プロローグ
 
薬物乱用に溺れる奴等は、意志が金箔よりも薄いに違いない。
俺はそんな風に思っていた。しかしその考えが、
いかに的外れで愚かなものだったかと思い知らされた。身をもってな。
 
涼宮ハルヒのダメ、ゼッタイ
 
一章
 
俺は今日も強制ハイキングコースを、
目を半開きにしながらメランコリーに上っている。
なんで俺がこんな顔をしてるのかって?
それは今が受験シーズン真っ直中で無謀にも、
俺がその激流の中に身を投じているからだ。
驚くことに俺は都内の某有名国立大学。つまり東大だ。
そいつを志望してしまっている。
いや、させられているというべきか。
あの崇高なるSOS団団長、涼宮ハルヒにな。
ちなみに別に俺はハルヒと付き合ってる訳じゃないぞ。
そりゃ、たまにいい雰囲気になったりもするが、
これといったきっかけがな。それに、今はそんなことより受験勉強である。
おい、そこ!誰だチキンとか言いやがった奴は!…正直俺もそう思う…
とにかく、付き合ってもいないのに、
勝手に人の志望大学まで決め付けないでほしいものである。
お陰で昨夜もハルヒ特製受験対策問題集に打ちのめされ、こんな状態だ。
 
 
「よお!キョン!」
 
後ろから『朝っぱらから声を聞きたくない奴ベスト3』
にノミネートされている、谷口の声がした。
ちなみにあとの二人は古泉と妹である。
そのうちの片方は避けようがないがな。
 
「相変わらず眠そうだな、お前は。いいか?
親友として忠告してやる。
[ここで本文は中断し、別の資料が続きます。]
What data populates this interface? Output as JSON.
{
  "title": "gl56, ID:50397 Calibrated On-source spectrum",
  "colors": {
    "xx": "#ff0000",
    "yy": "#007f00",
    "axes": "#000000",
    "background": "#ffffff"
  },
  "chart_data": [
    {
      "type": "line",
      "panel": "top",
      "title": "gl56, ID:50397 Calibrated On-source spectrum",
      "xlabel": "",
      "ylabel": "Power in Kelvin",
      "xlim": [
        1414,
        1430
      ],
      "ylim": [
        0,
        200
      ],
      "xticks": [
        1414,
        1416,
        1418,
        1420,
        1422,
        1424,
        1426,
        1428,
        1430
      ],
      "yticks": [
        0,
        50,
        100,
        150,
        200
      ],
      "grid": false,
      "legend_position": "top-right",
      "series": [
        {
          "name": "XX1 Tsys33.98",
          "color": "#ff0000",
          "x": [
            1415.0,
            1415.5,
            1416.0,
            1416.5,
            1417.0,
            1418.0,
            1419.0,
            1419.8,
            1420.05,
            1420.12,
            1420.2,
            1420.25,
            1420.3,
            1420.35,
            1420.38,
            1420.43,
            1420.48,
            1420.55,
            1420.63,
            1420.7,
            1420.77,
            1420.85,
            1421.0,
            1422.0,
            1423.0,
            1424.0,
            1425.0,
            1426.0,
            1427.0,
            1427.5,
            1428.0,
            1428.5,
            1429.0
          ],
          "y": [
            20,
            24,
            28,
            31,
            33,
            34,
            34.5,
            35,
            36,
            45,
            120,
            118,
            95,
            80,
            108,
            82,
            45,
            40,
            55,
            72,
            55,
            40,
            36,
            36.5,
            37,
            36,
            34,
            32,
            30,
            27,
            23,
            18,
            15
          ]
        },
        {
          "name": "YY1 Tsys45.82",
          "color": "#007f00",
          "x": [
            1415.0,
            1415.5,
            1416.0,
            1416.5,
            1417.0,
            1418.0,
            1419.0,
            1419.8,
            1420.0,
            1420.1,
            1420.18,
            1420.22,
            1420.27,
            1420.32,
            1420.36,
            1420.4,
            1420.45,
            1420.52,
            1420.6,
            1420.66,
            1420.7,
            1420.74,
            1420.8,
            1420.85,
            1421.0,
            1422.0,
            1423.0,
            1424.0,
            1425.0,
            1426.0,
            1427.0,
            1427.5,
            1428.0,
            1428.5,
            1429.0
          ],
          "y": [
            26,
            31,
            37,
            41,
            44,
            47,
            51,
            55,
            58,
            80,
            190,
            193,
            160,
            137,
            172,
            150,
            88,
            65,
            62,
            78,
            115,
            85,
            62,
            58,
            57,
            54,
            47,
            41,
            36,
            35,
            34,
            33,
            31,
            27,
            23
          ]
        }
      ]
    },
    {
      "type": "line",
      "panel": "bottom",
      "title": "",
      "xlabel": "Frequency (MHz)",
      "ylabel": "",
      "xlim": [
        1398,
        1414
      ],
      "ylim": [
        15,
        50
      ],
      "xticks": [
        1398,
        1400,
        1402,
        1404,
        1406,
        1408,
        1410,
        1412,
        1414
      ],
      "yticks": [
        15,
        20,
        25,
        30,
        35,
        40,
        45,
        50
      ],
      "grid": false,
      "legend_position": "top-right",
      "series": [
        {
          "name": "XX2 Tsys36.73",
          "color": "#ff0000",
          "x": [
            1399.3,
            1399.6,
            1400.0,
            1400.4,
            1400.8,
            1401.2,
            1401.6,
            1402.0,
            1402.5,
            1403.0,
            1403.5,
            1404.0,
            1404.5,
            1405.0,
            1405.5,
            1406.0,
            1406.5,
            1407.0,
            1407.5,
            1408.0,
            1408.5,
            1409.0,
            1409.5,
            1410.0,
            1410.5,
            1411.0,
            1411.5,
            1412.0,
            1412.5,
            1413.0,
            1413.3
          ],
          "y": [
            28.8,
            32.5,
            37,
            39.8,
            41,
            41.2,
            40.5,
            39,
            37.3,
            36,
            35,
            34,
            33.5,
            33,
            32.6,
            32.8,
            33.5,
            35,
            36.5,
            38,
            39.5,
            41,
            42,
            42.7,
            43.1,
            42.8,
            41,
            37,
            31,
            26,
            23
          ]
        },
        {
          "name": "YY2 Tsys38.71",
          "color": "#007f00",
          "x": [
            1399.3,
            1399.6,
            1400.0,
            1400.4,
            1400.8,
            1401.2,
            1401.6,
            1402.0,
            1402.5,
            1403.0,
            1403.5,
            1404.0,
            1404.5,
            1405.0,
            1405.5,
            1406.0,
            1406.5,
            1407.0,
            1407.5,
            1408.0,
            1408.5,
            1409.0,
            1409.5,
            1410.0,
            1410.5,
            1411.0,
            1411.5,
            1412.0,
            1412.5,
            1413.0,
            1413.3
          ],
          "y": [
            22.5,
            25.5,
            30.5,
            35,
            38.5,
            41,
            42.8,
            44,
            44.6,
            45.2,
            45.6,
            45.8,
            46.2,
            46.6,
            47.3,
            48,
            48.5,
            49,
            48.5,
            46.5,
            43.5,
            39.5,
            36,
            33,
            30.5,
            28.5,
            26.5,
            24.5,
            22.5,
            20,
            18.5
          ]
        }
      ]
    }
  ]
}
お前が東大に合格するなんて不可能なんだ。
よく考えてみろ?俺が道行く女性にナンパして成功すると思うか?」
 
もしかしたらこいつは本気で心配してくれてるのかもしれないな。
自分をそこまで貶めることないのにな。
というか、お前は自分がモテナイ事にきづいてたのか。
「それはハルヒに言ってくれ。
それに俺だって東大一本に絞ってるわけじゃない。
あいつのお陰でちょっと名の通った私立大学くらいなら、
合格出来るだけの学力はついてるつもりだ」
まあその旨をハルヒに伝えたら猛反対されたがな。
しかし、そこまであいつの言われるがままになることもないだろう。
 
 
そんな会話をしてると後ろから女子の声が聞こえた。
「おはよ!キョンくん!谷口くん!」
そういったのは朝比奈さんではない。
あのお方は今はこの街にはいないからな。
その声の主は三年になってはじめて、同じクラスになった春日美那だった。
朝比奈さん同様、少し栗色のショートヘアーをアシンメトリーに束ねている。美人というよりは、健康的な可愛さがある女子だ。
 
「よう、春日」
俺はそいつに挨拶を返したが谷口は顔をしかめると、
そっぽを向いてしまった。やれやれ…またか。
クラス変え当初は、谷口のそんな態度をみて、
こいつも古泉と同じ道を歩みはじめてしまったのかと、
ひどく驚いたものだが11月の今となっては、
それは当たり前になっていた。谷口は、春日にだけはとてもそっけないのだ。
 
 
「じゃ、また学校でね!」
春日がその場を去ってから俺はいつものように、
谷口にその理由を聞いてみたが、谷口は
 
「あいつには絶対に、何があっても関わるな」
 
っと言ったきり一言も喋らなくなってしまった。
…やれやれ…そのセリフをきいたのも何度目かね…
こいつは春日に、よっぽどひどいフラれ方でもしたのか?
そんな事を考えながら俺達は学校についた。
 
 
この時、こいつの言葉の真意をもっと真剣に考えていたら、
俺はこのあとに待ちうける高校生活、
いや、人生の中で一番タチの悪い災難に会う事もなかったのかもしれない。
あのな、古泉。この世で一番怖いのは神様なんかじゃない、それは人間の欲望だ。